NEW YORK — Brooke Astor was the immaculately dressed grande dame of New York City, a philanthropist, taste-setter and host extraordinaire, at ease with kings and queens and world leaders.
She adored animals, especially dogs, flowers and books. Floral patterns and animal sculptures were decorative motifs throughout her two sumptuous homes: a 14-room duplex on Park Avenue and her country estate, Holly Hill, overlooking the Hudson River in Briarcliff Manor, N.Y.
Sotheby’s is offering the contents of both homes, 901 objects in all, including European and Asian furnishings, Old Masters, Qing Dynasty paintings, tea sets, silverware, jewelry, a porcelain menagerie, over 100 dog paintings — and even the uniforms of her domestic staff — at a two-day auction on Monday and Tuesday.
Astor died in 2007 at the age of 105.
In keeping with her wishes and life’s motto that “money is like manure; it should be spread around,” all the proceeds from the sale will go to the institutions and causes she supported. They include what she called the city’s crown jewels — the New York Public Library, the Metropolitan Museum of Art, the Bronx Zoo, Central Park, plus the Animal Medical Center of New York, New York City’s public schools and charities in Maine.
The collection is expected to fetch a total of $6 million to $9 million.
The auction comes after a nasty family feud involving her only son, Anthony Marshall. The five-year dispute ended in March with a settlement that freed $100 million for her charities and cut by more than half the amount going to Marshall, who was convicted of taking advantage of his mother’s dementia, partly by engineering changes to her will. He has appealed.
The dispute had threatened to deplete the entire estate.
Astor spent her life putting the fortune that her third husband, Vincent Astor, left to use where it would do the most to alleviate human misery. Her efforts won her a Presidential Medal of Freedom, the nation’s highest civilian honor, in 1998.
Among the items expected to bring one of the highest bids is an Imperial Chinese gilt-bronze lion clock estimated at $180,000 to $220,000.
Astor developed her passion for Asian jade and porcelain and lacquered furniture as a child due to her father’s military career that took the family all over the world.
But not everything in the sale is for deep-pocketed buyers. A group of four large white tin-glazed earthenware hounds and a figure of a reclining tiger, for example, carry a pre-sale estimate of $2,000 to $3,000. Two needlepoint pictures are estimated at $200 to $300.
“This is a woman who surrounded herself with the things that she loved,” said Elaine Whitmire, vice chairman of Sotheby’s single-owner collections. “You can see it in the upholstery, you can see it in the porcelain that she used, floral, animal and Asian-inspired.”

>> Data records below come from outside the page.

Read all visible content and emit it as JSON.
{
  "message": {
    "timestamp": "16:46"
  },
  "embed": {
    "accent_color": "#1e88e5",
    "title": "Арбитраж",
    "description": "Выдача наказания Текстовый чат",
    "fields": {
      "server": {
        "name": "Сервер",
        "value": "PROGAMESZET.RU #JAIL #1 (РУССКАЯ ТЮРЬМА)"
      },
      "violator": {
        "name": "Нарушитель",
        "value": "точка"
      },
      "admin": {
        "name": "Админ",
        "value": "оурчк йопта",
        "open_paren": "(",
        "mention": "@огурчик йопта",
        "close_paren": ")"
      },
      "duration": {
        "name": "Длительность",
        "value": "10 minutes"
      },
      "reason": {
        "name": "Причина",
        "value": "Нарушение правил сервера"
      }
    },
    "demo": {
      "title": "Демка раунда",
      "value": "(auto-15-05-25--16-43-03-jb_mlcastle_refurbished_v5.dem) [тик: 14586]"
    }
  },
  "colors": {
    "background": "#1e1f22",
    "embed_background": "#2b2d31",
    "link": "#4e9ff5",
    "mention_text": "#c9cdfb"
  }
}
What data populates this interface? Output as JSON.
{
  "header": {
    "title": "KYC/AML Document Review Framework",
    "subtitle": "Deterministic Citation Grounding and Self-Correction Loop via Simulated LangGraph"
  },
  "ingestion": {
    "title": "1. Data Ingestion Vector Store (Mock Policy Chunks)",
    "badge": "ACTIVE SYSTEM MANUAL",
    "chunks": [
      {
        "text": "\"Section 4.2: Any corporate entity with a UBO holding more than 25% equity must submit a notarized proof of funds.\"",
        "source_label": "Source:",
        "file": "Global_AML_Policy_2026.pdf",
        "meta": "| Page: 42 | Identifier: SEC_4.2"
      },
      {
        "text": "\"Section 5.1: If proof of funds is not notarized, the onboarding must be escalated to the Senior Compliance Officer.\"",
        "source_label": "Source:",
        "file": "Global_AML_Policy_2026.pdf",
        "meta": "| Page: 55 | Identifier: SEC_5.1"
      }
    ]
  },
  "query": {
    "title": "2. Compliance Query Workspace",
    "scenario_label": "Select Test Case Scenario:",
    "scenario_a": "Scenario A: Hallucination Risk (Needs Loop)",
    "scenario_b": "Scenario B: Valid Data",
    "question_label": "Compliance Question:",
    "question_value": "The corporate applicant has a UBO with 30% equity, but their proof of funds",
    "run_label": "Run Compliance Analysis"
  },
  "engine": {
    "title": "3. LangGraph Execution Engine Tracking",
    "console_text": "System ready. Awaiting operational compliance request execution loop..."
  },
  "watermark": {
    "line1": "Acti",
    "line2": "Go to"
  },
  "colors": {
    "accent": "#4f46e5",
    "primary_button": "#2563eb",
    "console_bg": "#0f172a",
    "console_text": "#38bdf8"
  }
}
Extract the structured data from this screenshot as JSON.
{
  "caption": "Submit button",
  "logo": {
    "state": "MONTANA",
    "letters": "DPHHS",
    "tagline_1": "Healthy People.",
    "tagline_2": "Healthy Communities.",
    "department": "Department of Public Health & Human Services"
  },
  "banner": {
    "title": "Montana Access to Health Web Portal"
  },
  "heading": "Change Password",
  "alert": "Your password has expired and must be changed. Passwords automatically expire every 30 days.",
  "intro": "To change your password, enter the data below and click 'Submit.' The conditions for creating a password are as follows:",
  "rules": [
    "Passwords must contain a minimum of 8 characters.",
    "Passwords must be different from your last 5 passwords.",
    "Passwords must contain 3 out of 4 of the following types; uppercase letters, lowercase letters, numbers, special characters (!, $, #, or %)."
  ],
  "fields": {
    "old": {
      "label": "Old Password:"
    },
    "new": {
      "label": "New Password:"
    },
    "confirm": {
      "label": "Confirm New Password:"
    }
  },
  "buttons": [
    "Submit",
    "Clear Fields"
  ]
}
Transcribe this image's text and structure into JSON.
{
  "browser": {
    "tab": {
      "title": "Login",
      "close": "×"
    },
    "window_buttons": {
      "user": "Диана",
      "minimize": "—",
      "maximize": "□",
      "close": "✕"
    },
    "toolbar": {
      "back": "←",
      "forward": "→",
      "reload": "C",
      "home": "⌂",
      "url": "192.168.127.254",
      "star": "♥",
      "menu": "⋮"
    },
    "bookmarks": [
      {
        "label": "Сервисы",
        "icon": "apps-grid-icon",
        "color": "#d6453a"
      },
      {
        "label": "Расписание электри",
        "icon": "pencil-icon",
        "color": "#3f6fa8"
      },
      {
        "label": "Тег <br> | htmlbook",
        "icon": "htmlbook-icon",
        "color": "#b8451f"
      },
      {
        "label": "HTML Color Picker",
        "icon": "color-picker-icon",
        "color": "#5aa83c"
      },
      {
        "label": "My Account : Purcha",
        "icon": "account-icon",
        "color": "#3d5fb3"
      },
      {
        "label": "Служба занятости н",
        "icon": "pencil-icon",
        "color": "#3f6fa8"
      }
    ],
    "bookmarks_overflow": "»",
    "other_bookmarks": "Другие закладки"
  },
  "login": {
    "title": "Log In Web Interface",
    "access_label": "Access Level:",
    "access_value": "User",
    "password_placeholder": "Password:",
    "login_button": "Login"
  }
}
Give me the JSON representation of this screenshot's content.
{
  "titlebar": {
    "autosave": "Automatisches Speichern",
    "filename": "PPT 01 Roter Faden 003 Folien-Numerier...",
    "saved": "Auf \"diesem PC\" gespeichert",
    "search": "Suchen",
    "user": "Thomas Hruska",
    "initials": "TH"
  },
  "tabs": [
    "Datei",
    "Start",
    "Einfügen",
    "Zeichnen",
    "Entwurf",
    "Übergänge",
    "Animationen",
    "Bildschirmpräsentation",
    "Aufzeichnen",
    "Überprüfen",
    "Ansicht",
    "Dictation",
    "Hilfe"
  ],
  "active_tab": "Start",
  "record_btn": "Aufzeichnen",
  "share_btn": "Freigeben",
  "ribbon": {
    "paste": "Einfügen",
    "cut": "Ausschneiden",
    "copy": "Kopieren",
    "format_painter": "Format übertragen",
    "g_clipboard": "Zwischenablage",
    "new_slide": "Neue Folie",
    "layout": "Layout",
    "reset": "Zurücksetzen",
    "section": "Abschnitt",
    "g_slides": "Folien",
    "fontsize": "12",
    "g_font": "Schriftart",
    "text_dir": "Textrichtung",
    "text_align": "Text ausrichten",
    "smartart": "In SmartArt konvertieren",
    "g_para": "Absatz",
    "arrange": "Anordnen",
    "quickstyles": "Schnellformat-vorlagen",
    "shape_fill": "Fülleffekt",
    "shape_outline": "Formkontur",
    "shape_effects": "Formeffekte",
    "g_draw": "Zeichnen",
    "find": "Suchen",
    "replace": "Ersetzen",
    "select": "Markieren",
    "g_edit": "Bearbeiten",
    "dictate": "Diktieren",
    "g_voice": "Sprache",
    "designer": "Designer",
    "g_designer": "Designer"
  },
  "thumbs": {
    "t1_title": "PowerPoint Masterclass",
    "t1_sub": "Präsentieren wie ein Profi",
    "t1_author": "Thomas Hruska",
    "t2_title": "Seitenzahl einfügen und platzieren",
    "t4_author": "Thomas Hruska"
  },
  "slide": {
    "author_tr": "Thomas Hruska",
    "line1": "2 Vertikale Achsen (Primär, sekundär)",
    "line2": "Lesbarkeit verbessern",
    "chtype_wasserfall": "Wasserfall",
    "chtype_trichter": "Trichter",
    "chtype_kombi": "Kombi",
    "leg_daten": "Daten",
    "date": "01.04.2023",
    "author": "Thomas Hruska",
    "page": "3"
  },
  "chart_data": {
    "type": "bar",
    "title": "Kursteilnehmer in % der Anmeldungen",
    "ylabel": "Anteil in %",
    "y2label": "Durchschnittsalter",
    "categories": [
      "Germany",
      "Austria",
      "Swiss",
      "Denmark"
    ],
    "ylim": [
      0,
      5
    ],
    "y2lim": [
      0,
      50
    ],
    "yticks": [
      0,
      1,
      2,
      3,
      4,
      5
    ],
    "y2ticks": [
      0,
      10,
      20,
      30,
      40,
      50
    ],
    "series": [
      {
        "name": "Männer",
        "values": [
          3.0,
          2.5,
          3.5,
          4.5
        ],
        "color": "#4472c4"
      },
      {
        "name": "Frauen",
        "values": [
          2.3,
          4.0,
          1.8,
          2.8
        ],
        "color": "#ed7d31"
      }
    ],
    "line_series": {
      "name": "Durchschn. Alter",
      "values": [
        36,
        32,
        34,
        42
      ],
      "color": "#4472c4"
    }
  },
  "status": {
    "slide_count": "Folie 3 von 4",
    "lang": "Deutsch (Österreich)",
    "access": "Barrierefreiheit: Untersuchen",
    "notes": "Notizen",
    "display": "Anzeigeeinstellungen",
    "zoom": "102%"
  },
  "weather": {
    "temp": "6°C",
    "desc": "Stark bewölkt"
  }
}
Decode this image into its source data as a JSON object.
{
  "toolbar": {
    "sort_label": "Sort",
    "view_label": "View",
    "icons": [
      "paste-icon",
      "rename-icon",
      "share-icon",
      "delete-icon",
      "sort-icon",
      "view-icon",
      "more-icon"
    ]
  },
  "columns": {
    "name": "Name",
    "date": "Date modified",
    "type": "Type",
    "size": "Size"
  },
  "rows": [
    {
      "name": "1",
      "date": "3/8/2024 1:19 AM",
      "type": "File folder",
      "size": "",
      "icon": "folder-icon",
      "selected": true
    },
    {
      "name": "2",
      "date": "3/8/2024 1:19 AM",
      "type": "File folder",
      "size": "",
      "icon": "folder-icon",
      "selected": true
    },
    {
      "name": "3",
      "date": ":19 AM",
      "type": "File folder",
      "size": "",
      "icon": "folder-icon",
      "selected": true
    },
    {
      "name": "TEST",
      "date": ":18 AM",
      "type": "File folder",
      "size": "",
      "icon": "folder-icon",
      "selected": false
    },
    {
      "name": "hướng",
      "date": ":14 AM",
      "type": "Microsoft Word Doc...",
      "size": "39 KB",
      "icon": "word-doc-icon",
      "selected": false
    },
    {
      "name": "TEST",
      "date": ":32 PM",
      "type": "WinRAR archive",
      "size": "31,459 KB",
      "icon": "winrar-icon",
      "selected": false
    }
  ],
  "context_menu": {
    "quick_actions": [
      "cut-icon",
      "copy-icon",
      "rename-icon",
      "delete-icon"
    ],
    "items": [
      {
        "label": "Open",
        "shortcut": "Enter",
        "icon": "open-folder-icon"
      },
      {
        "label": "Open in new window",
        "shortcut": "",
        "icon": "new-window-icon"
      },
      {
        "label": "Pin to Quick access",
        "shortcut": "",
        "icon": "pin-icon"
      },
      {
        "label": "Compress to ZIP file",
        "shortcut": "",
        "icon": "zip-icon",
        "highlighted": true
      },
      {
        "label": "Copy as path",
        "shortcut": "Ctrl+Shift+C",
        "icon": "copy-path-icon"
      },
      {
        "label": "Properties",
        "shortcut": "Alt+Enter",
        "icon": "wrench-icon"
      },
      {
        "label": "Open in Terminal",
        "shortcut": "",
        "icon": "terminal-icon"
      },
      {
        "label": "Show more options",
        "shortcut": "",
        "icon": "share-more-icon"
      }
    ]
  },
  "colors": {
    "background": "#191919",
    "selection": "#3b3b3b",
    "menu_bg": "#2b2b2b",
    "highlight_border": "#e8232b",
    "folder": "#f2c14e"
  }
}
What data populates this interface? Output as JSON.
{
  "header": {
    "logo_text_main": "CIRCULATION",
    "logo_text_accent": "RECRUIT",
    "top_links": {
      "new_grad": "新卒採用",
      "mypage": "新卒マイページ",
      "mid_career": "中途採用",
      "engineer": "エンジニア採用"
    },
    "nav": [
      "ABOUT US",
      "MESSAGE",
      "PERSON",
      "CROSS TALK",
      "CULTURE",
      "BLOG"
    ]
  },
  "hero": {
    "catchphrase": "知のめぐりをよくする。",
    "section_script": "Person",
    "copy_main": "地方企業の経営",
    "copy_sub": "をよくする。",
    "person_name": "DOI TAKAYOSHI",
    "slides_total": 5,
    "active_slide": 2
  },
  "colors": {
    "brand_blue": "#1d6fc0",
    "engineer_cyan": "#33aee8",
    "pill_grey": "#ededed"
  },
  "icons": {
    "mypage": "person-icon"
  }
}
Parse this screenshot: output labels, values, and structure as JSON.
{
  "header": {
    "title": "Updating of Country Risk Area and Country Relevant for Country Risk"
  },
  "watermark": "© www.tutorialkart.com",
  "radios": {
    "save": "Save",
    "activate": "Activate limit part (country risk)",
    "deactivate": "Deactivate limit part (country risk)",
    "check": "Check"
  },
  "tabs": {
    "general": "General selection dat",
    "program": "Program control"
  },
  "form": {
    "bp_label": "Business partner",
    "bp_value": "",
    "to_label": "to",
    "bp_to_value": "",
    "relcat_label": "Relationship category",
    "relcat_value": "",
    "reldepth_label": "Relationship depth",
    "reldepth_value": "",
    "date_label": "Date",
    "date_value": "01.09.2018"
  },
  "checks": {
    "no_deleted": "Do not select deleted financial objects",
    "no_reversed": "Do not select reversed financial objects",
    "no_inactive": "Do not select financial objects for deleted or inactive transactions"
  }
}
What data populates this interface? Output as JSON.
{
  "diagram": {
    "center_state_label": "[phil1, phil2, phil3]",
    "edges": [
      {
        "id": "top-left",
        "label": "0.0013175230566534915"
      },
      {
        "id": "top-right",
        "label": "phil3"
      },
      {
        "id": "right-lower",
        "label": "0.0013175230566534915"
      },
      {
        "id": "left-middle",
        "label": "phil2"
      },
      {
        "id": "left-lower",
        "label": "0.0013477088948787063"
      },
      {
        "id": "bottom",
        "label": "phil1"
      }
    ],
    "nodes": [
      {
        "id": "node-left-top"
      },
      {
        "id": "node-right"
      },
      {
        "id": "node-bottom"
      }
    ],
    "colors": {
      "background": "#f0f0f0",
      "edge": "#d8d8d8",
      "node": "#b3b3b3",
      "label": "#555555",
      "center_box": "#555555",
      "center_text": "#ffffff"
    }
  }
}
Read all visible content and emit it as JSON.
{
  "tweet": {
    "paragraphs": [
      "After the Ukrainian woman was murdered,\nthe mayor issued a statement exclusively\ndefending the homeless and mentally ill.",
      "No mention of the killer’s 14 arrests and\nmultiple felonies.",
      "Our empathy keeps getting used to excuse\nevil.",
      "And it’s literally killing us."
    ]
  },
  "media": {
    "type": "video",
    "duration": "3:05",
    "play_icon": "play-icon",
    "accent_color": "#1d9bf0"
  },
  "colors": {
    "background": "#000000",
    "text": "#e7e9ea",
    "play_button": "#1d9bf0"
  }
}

“You see not only paintings of dogs, but also sculptures of camels, bulls and pigs. She clearly adored animals, and that passion was reflected not only in her residences … they were also the passions of her philanthropic legacy,” added Whitmire.
Whitmire, who toured both properties in preparation for the auction, said the residences exuded sophistication and elegance but also “put you at great ease.”
Her homes were decorated by high-society designer Sister Parish — the same interior decorator Jacqueline Kennedy hired for the White House — but it’s Astor who comes across, not the decorators, she said.
“You knew instantly you were walking into a home of a woman who was a fantastic host, who was comfortable with the things she lived with, and she wanted her guests to feel that way,” added Whitmire. Parish’s business partner, Albert Hadley, created the duplex’s library, where Astor entertained world dignitaries.
There are 64 pieces of jewelry in the sale, including a magnificent emerald and diamond necklace and earrings for which Vincent Astor selected the stones in 1958. Vincent Astor died a short time later with the jewelry not completed. Nearly two years later, Astor received the finished necklace from the Italian jeweler Bulgari.
Sotheby’s estimates the necklace will bring $250,000 to $350,000. The earrings may fetch an extra $30,000 to $40,000.
Astor is pictured in the auction catalog wearing the pieces while chatting with President Lyndon Johnson at a dinner dance in his honor at the Plaza Hotel in 1969.
“A woman who dined with kings and queens and presidents — that is a provenance that doesn’t get much better,” said Whitmire.